Understand the difference between “accumulation planning” (working years) vs. “income planning” (pre-retirement and retirement years)
Have you ever felt like stockbrokers, the financial press, investment managers, and financial advisors are speaking another language? It may be because they are focused on accumulation planning, while you are more concerned about income planning. Let me show you the difference.
During working years most investors focus on accumulation planning. It’s about saving and investing and making the “pile of money” as big as possible. We have income from our jobs and continue to save, so market downturns don’t bother us as much. It is easier for people who are still working to deal with market swings. “I don’t need that money for a long time anyway,” working people tell themselves. But as we near retirement, we are less concerned about the money we have accumulated and more concerned about the income our money can provide. Many people who are nearing retirement are uncertain of how to access the money they have saved, how much they can take out, and don’t have a plan to draw income in the “smartest” way possible.
Income planning is the process of figuring out how much income is needed and putting together an investment plan and withdrawal strategy that gives the client the best chance of success. “Success” to most clients is defined as never running out of money. Many people who are nearing retirement or are already retired are still using accumulation planning. This can be dangerous to your income stream. Most stock brokers, financial advisors, and the financial press are still consumed with accumulation planning and making the pile of money as big as possible. But a different strategy is required when you near your “last paycheck”.
Do you know how much income you can “safely” draw from your investments? Are you taking your distributions in a way that minimizes your taxes? Do you have an investment plan that can provide income during a “down market”? How can you prevent drawing down the principal of your investments and still provide income? Do you know the “best” account to draw your income from?
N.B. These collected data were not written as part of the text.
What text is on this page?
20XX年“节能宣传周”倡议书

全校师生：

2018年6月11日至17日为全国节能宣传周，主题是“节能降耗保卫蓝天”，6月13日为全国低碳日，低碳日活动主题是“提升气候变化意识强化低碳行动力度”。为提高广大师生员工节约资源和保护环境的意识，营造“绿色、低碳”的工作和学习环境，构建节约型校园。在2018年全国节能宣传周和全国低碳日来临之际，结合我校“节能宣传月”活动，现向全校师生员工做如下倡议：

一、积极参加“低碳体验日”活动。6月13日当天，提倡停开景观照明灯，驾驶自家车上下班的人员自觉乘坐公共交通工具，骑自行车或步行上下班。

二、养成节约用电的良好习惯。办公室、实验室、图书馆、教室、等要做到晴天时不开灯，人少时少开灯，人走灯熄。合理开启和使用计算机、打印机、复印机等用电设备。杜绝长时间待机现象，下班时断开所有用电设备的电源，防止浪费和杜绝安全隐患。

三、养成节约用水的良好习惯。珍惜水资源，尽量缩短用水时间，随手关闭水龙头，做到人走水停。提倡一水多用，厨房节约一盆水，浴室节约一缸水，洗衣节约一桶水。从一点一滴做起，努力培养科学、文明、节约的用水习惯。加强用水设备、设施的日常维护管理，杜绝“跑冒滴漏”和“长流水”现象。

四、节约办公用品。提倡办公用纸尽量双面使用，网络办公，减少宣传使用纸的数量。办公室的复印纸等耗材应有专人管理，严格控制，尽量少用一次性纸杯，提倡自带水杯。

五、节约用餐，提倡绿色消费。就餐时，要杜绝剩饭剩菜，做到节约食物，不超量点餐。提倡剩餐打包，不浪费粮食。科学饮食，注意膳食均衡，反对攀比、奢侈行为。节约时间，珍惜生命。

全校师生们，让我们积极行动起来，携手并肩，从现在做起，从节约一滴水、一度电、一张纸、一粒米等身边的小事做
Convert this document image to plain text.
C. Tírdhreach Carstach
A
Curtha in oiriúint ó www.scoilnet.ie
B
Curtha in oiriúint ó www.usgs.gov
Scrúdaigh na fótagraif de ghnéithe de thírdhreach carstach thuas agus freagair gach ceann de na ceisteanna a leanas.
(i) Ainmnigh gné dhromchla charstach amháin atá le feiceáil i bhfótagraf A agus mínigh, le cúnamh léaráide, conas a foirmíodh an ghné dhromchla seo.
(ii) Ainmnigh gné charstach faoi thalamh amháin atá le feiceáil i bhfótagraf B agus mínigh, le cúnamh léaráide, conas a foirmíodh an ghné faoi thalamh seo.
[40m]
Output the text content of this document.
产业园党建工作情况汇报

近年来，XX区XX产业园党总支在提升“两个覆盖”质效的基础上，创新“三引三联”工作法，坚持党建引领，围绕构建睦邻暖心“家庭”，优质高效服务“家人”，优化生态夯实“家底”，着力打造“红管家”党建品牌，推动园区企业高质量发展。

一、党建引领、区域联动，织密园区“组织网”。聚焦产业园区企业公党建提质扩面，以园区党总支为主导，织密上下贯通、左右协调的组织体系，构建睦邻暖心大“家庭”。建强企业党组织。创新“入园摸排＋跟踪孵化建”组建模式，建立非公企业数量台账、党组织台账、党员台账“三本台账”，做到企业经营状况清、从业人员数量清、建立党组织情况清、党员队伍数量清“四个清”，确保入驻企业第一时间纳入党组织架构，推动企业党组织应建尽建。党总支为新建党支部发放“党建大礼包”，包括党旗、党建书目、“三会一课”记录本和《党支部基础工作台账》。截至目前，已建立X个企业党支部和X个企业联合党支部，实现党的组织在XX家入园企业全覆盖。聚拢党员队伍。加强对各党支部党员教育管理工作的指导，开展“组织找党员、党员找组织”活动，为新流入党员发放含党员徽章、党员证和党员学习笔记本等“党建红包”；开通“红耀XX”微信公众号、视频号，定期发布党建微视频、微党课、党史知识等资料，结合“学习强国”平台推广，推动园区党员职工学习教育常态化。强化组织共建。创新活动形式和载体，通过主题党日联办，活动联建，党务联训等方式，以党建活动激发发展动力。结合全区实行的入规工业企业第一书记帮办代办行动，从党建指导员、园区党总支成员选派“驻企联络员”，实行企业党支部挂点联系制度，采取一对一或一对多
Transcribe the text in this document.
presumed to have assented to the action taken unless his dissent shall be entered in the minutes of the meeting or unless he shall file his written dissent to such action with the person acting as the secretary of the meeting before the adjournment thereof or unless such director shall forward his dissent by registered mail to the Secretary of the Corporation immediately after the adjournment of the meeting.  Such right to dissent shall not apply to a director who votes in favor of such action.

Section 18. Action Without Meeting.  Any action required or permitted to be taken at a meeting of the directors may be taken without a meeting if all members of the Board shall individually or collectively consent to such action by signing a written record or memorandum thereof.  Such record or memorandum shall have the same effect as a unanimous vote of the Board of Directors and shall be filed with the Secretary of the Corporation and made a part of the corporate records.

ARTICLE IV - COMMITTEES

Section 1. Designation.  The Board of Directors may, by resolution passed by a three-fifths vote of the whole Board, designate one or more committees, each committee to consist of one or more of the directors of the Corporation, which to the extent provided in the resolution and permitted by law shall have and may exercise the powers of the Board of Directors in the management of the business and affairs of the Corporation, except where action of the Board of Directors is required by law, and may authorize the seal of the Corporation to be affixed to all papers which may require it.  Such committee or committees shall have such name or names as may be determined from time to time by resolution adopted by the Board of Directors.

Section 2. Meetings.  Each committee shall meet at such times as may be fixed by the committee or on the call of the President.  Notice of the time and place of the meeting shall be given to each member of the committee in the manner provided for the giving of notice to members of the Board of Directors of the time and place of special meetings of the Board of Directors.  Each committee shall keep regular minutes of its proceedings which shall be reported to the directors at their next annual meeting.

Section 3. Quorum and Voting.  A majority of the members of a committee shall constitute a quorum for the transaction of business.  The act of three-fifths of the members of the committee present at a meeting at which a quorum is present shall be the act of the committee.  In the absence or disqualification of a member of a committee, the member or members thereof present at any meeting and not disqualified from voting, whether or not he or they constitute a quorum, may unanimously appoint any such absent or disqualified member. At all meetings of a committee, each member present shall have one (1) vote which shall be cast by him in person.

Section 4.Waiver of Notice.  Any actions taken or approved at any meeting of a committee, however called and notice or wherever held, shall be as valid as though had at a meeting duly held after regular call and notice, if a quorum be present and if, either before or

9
Retirees and pre-retirees need answers to these questions. The strategies for income planning are very different from those used during accumulation planning. The ability to access your money, principal preservation, and income generation are keys to successful income planning. Make sure you understand the importance of income planning or work with an advisor who specializes working with investors like you and can help you avoid the common mistakes. When you retire it is important to limit mistakes with your money since you do not have income from your job and lots of time to make up for any errors.